Actually, it's only a guess on Data's part which ever mentions the scans all coming from the Enterprise. His exact words were:

Data said:
The two other pulses have the exact same amplitude modulation as our own pulse. It is as if all three originated from the Enterprise.

Since Data is the one who actually MADE the pulse (in all three time frames), then it makes sense they would all have the same modulation. And since present-time Data is the only one who suggests that they come from the same ship, it makes even more sense, since that version of Data obviously can't know of the Pasteur which doesn't even exist yet.
 
My opinion is that the future enterprise should never see the anomaly at all.

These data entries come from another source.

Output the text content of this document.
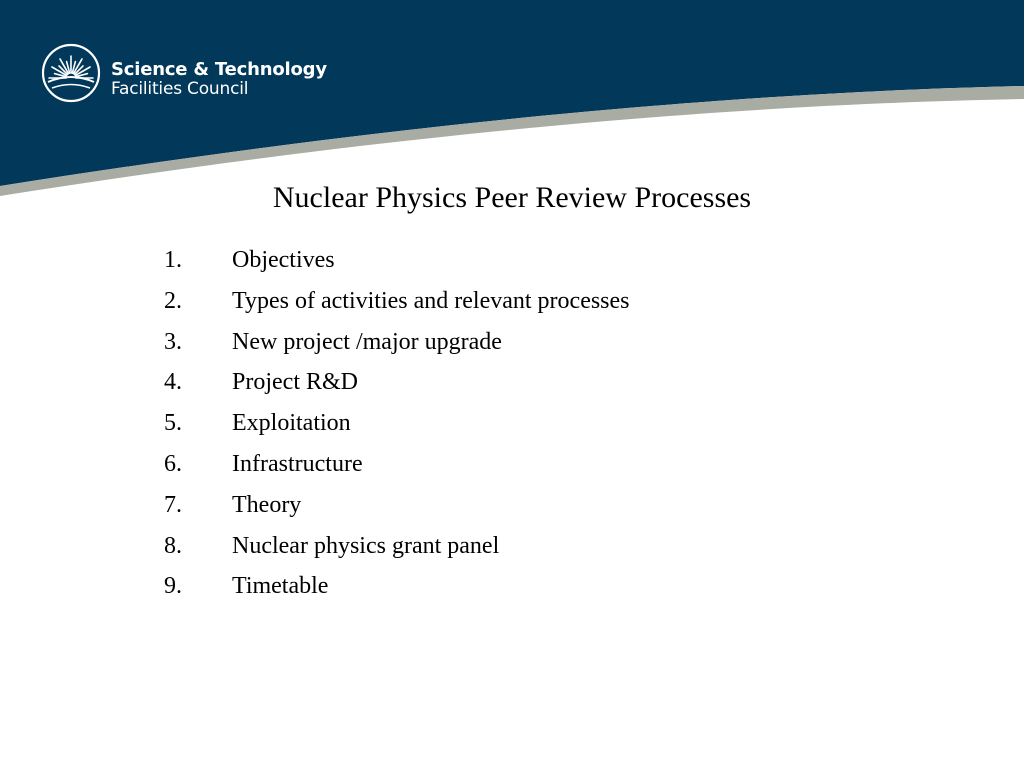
Science & Technology
Facilities Council
Nuclear Physics Peer Review Processes
1. Objectives
2. Types of activities and relevant processes
3. New project /major upgrade
4. Project R&D
5. Exploitation
6. Infrastructure
7. Theory
8. Nuclear physics grant panel
9. Timetable
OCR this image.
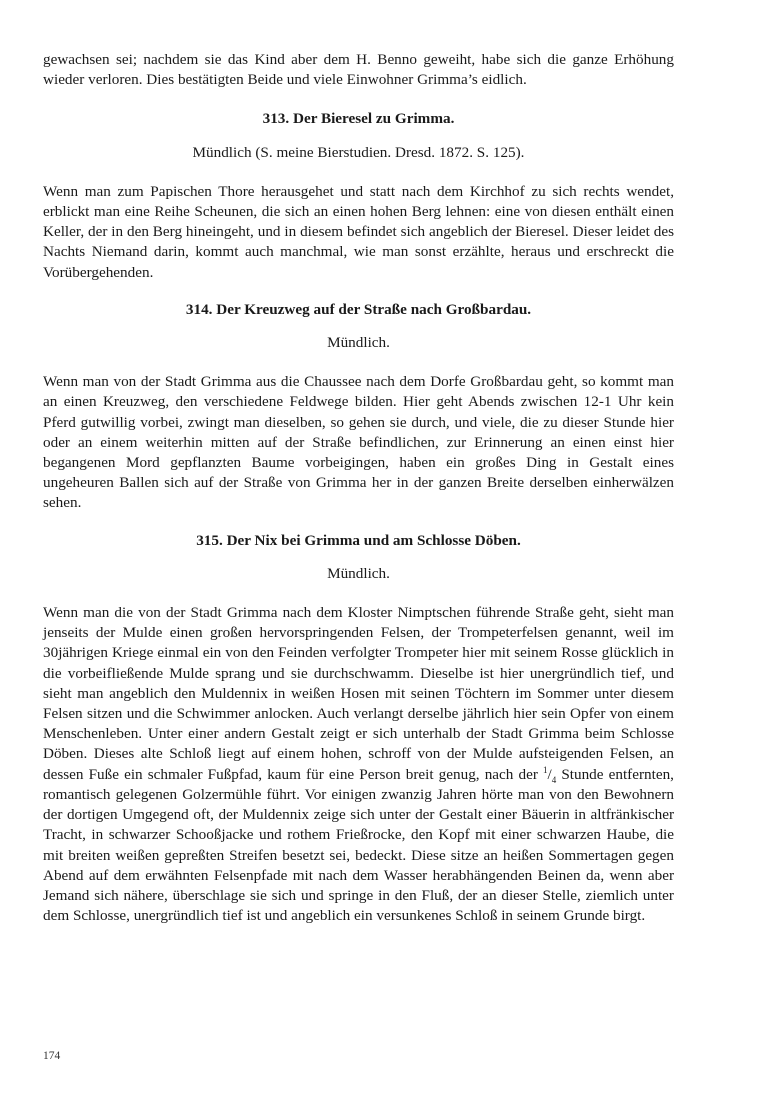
gewachsen sei; nachdem sie das Kind aber dem H. Benno geweiht, habe sich die ganze Erhöhung wieder verloren. Dies bestätigten Beide und viele Einwohner Grimma’s eidlich.

313. Der Bieresel zu Grimma.

Mündlich (S. meine Bierstudien. Dresd. 1872. S. 125).

Wenn man zum Papischen Thore herausgehet und statt nach dem Kirchhof zu sich rechts wendet, erblickt man eine Reihe Scheunen, die sich an einen hohen Berg lehnen: eine von diesen enthält einen Keller, der in den Berg hineingeht, und in diesem befindet sich angeblich der Bieresel. Dieser leidet des Nachts Niemand darin, kommt auch manchmal, wie man sonst erzählte, heraus und erschreckt die Vorübergehenden.

314. Der Kreuzweg auf der Straße nach Großbardau.

Mündlich.

Wenn man von der Stadt Grimma aus die Chaussee nach dem Dorfe Großbardau geht, so kommt man an einen Kreuzweg, den verschiedene Feldwege bilden. Hier geht Abends zwischen 12-1 Uhr kein Pferd gutwillig vorbei, zwingt man dieselben, so gehen sie durch, und viele, die zu dieser Stunde hier oder an einem weiterhin mitten auf der Straße befindlichen, zur Erinnerung an einen einst hier begangenen Mord gepflanzten Baume vorbeigingen, haben ein großes Ding in Gestalt eines ungeheuren Ballen sich auf der Straße von Grimma her in der ganzen Breite derselben einherwälzen sehen.

315. Der Nix bei Grimma und am Schlosse Döben.

Mündlich.

Wenn man die von der Stadt Grimma nach dem Kloster Nimptschen führende Straße geht, sieht man jenseits der Mulde einen großen hervorspringenden Felsen, der Trompeterfelsen genannt, weil im 30jährigen Kriege einmal ein von den Feinden verfolgter Trompeter hier mit seinem Rosse glücklich in die vorbeifließende Mulde sprang und sie durchschwamm. Dieselbe ist hier unergründlich tief, und sieht man angeblich den Muldennix in weißen Hosen mit seinen Töchtern im Sommer unter diesem Felsen sitzen und die Schwimmer anlocken. Auch verlangt derselbe jährlich hier sein Opfer von einem Menschenleben. Unter einer andern Gestalt zeigt er sich unterhalb der Stadt Grimma beim Schlosse Döben. Dieses alte Schloß liegt auf einem hohen, schroff von der Mulde aufsteigenden Felsen, an dessen Fuße ein schmaler Fußpfad, kaum für eine Person breit genug, nach der $^1/_4$ Stunde entfernten, romantisch gelegenen Golzermühle führt. Vor einigen zwanzig Jahren hörte man von den Bewohnern der dortigen Umgegend oft, der Muldennix zeige sich unter der Gestalt einer Bäuerin in altfränkischer Tracht, in schwarzer Schooßjacke und rothem Frießrocke, den Kopf mit einer schwarzen Haube, die mit breiten weißen gepreßten Streifen besetzt sei, bedeckt. Diese sitze an heißen Sommertagen gegen Abend auf dem erwähnten Felsenpfade mit nach dem Wasser herabhängenden Beinen da, wenn aber Jemand sich nähere, überschlage sie sich und springe in den Fluß, der an dieser Stelle, ziemlich unter dem Schlosse, unergründlich tief ist und angeblich ein versunkenes Schloß in seinem Grunde birgt.

174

What would happen then is Riker, in a last favor to his friend, mentor, and former captain, could have the future Enterprise scan the area; the scan sees the build up of anti-time and the rupture but nothing else. The Pasture's sensors could be said to have missed the rupture because it is a hospital ship and doesn't need sensors that are that as sensitive as those on the Enterprise. Data and Geordi figure out they can't see the anomaly because it's traveling backwards through time but they need to stop it because it will interfere with history. Data and Geordi with the help of time traveling Picard devise the idea of the static warp shell. Riker can then take the Enterprise into the rupture, and suddenly find itself in the anomaly and everything happens as it did.
 
I'm going to say, they didn't want you to notice that.

I'll say, maybe it grows in both directions. But of course, if the future is destroyed we can't see that yet, and if the past is destroyed we never existed to go out into space to cause it..... Irrational, Illogical, please explain.......boom.